Monday, April 6, 2020

Corona Diaries: Week Three

Okay.

Week Three.

Week Three brought some fairly disappointing news. School is closed. Until September.

Damn. 

When I was being honest with myself, I knew the kids weren’t going to go back this year, but that didn’t stop me from twisting and turning my thoughts into the idea that there was a chance. I desperately gripped that lingering hope that maybe, just perhaps, somehow, just maaayyyybee….this would all end and they could go back, even for a few weeks. 

Obvious reasons I want to them to go back:

1: please go away from my face
2: yes, I’m dumb because I can’t do your math
3: You can’t be hungry all of the time in all of the days 
4: the fighting 
5: the fighting 
6: the fighting
7: the dishes

But the real reason I was holding on so tight to that lingering hope was everything else the return of school would signify. That maybe we could see the light at the end of the tunnel blinking faintly. Not fully able to bask in it’s glow, but to just feel a simple sliver across our faces to begin to heal this heaviness in our hearts; to be able to regain a few of our basic freedoms we now cherish so deeply. Each day I wake up searching for some sort of validation that we’re going to get through this; each day I text or chat with various friends and family trying to find that angle, that silver lining, that light at the end of the tunnel but each day still ends just as the last. I got that email from the school and I cried. For all the things it signified. For all the memories stolen from us, big and small. For that light I’m still squinting to see.

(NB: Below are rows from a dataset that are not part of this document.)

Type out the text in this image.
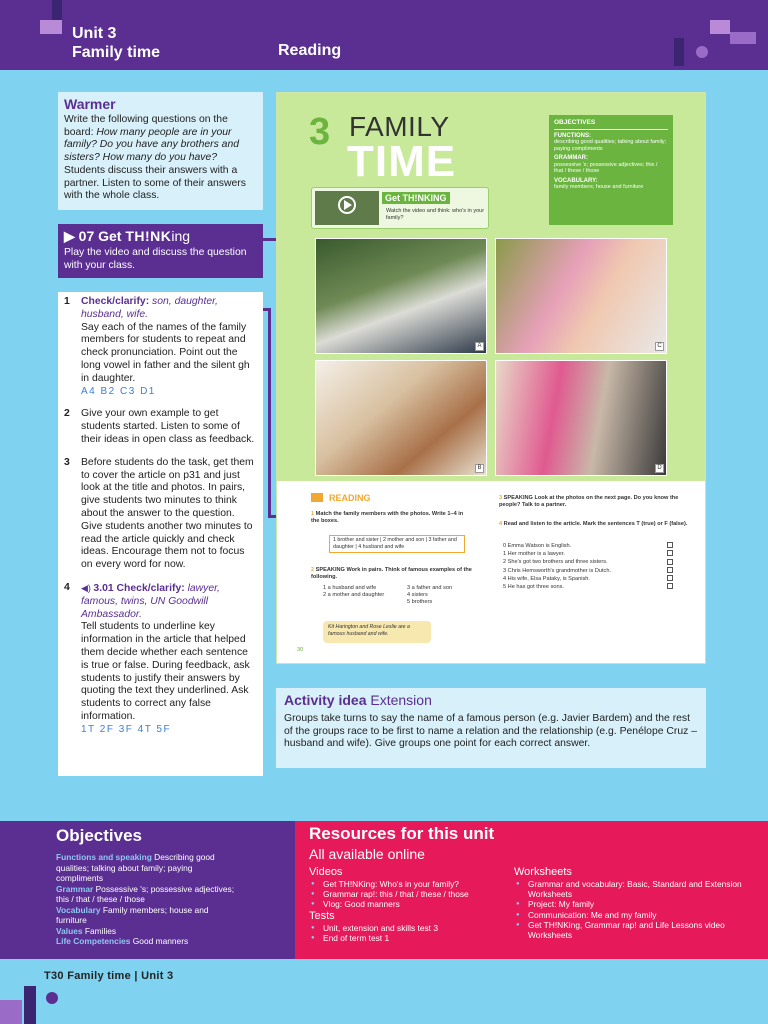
Unit 3
Family time	Reading
Warmer

Write the following questions on the board: How many people are in your family? Do you have any brothers and sisters? How many do you have? Students discuss their answers with a partner. Listen to some of their answers with the whole class.

▶ 07 Get TH!NKing
Play the video and discuss the question with your class.
1	Check/clarify: son, daughter, husband, wife.
Say each of the names of the family members for students to repeat and check pronunciation. Point out the long vowel in father and the silent gh in daughter.
A4 B2 C3 D1
2	Give your own example to get students started. Listen to some of their ideas in open class as feedback.
3	Before students do the task, get them to cover the article on p31 and just look at the title and photos. In pairs, give students two minutes to think about the answer to the question. Give students another two minutes to read the article quickly and check ideas. Encourage them not to focus on every word for now.
4	◀) 3.01 Check/clarify: lawyer, famous, twins, UN Goodwill Ambassador.
Tell students to underline key information in the article that helped them decide whether each sentence is true or false. During feedback, ask students to justify their answers by quoting the text they underlined. Ask students to correct any false information.
1T 2F 3F 4T 5F
3 FAMILY
TIME
OBJECTIVES
FUNCTIONS:
describing good qualities; talking about family; paying compliments
GRAMMAR:
possessive 's; possessive adjectives; this / that / these / those
VOCABULARY:
family members; house and furniture
Get TH!NKING
Watch the video and think: who's in your family?
A	C
B	D
READING
1 Match the family members with the photos. Write 1–4 in the boxes.
1 brother and sister | 2 mother and son | 3 father and daughter | 4 husband and wife
2 SPEAKING Work in pairs. Think of famous examples of the following.
1 a husband and wife
2 a mother and daughter
3 a father and son
4 sisters
5 brothers
Kit Harington and Rose Leslie are a famous husband and wife.
30
3 SPEAKING Look at the photos on the next page. Do you know the people? Talk to a partner.
4 Read and listen to the article. Mark the sentences T (true) or F (false).
0 Emma Watson is English.
1 Her mother is a lawyer.
2 She's got two brothers and three sisters.
3 Chris Hemsworth's grandmother is Dutch.
4 His wife, Elsa Pataky, is Spanish.
5 He has got three sons.
Activity idea Extension

Groups take turns to say the name of a famous person (e.g. Javier Bardem) and the rest of the groups race to be first to name a relation and the relationship (e.g. Penélope Cruz – husband and wife). Give groups one point for each correct answer.

Objectives
Functions and speaking Describing good qualities; talking about family; paying compliments
Grammar Possessive 's; possessive adjectives; this / that / these / those
Vocabulary Family members; house and furniture
Values Families
Life Competencies Good manners
Resources for this unit
All available online
Videos
● Get TH!NKing: Who's in your family?
● Grammar rap!: this / that / these / those
● Vlog: Good manners
Tests
● Unit, extension and skills test 3
● End of term test 1
Worksheets
● Grammar and vocabulary: Basic, Standard and Extension Worksheets
● Project: My family
● Communication: Me and my family
● Get TH!NKing, Grammar rap! and Life Lessons video Worksheets
T30 Family time | Unit 3
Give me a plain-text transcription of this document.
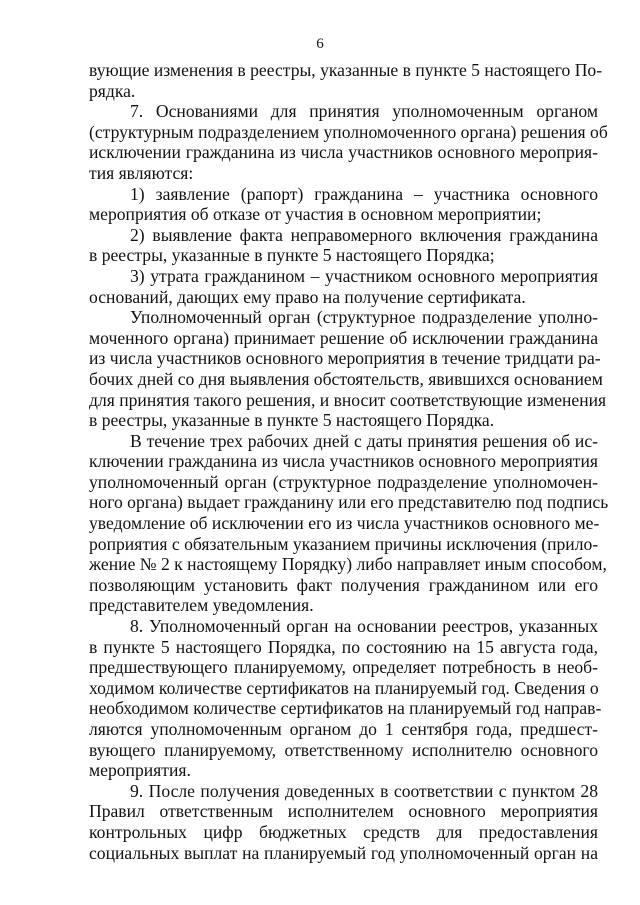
6
вующие изменения в реестры, указанные в пункте 5 настоящего По-
рядка.
7. Основаниями для принятия уполномоченным органом
(структурным подразделением уполномоченного органа) решения об
исключении гражданина из числа участников основного мероприя-
тия являются:
1) заявление (рапорт) гражданина – участника основного
мероприятия об отказе от участия в основном мероприятии;
2) выявление факта неправомерного включения гражданина
в реестры, указанные в пункте 5 настоящего Порядка;
3) утрата гражданином – участником основного мероприятия
оснований, дающих ему право на получение сертификата.
Уполномоченный орган (структурное подразделение уполно-
моченного органа) принимает решение об исключении гражданина
из числа участников основного мероприятия в течение тридцати ра-
бочих дней со дня выявления обстоятельств, явившихся основанием
для принятия такого решения, и вносит соответствующие изменения
в реестры, указанные в пункте 5 настоящего Порядка.
В течение трех рабочих дней с даты принятия решения об ис-
ключении гражданина из числа участников основного мероприятия
уполномоченный орган (структурное подразделение уполномочен-
ного органа) выдает гражданину или его представителю под подпись
уведомление об исключении его из числа участников основного ме-
роприятия с обязательным указанием причины исключения (прило-
жение № 2 к настоящему Порядку) либо направляет иным способом,
позволяющим установить факт получения гражданином или его
представителем уведомления.
8. Уполномоченный орган на основании реестров, указанных
в пункте 5 настоящего Порядка, по состоянию на 15 августа года,
предшествующего планируемому, определяет потребность в необ-
ходимом количестве сертификатов на планируемый год. Сведения о
необходимом количестве сертификатов на планируемый год направ-
ляются уполномоченным органом до 1 сентября года, предшест-
вующего планируемому, ответственному исполнителю основного
мероприятия.
9. После получения доведенных в соответствии с пунктом 28
Правил ответственным исполнителем основного мероприятия
контрольных цифр бюджетных средств для предоставления
социальных выплат на планируемый год уполномоченный орган на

These weeks, they go by day by day and within each day is a whole week it feels. We have our ups and downs.  An endless, hopeless day has been followed with a lighter, more content one, which makes the next day more bearable because we survived the one before, so we can survive the one tomorrow. It’s this mindset that keeps me from falling down the rabbit hole of anxious, fear-riddled doom. I can’t control this. I can’t control what’s going to happen, I can’t control this economy, I can't control the future. What I can control is making choices that do not put others and my family at risk. What I can control is this day, hour by hour.  What I can control is how much Minecraft Son can play each day. 

Just kidding. I can’t control that and I stopped trying. And that feels right.  

We’ve all been through dark times, some darker than others. I look back to the very darkest of days I had during my divorce where it felt like I was drowning in the blackest of waters and although it’s painful to reflect upon that period of my life, it’s also a gracious reminder that time marches on. Bad times turn to good. Hard things become easier. Black water becomes blue again. Together, we’ll just sit afloat for a bit until this, too, shall pass. 

And who knows how we’ll reflect upon this time when the dust has settled and we resume a new normal. Will we miss the afternoon forced family walks that sometimes end with belly laughs?  Will I see as many families riding bikes together, destination endless? Will all the neighborhood kids once again entertain themselves with a big game of hide and seek? (Is there a more perfect social distancing game?) I daresay we will look back and we will miss it just a bit. Just for a moment. A very fleeting, brief moment while we run our kids around, do our jobs, make the dinners, go to the games, yell for shoes to be put on, over schedule our lives; I daresay we might close our eyes and remember that really, really, really long summer we once had where we could hug no one but our children but oh so many hugs they did get and we might smile.

Like a-teeny-tiny, barely perceptible, blink and you might miss it-smile, but a smile nonetheless.

Until then, we march forward. To Week Four we go.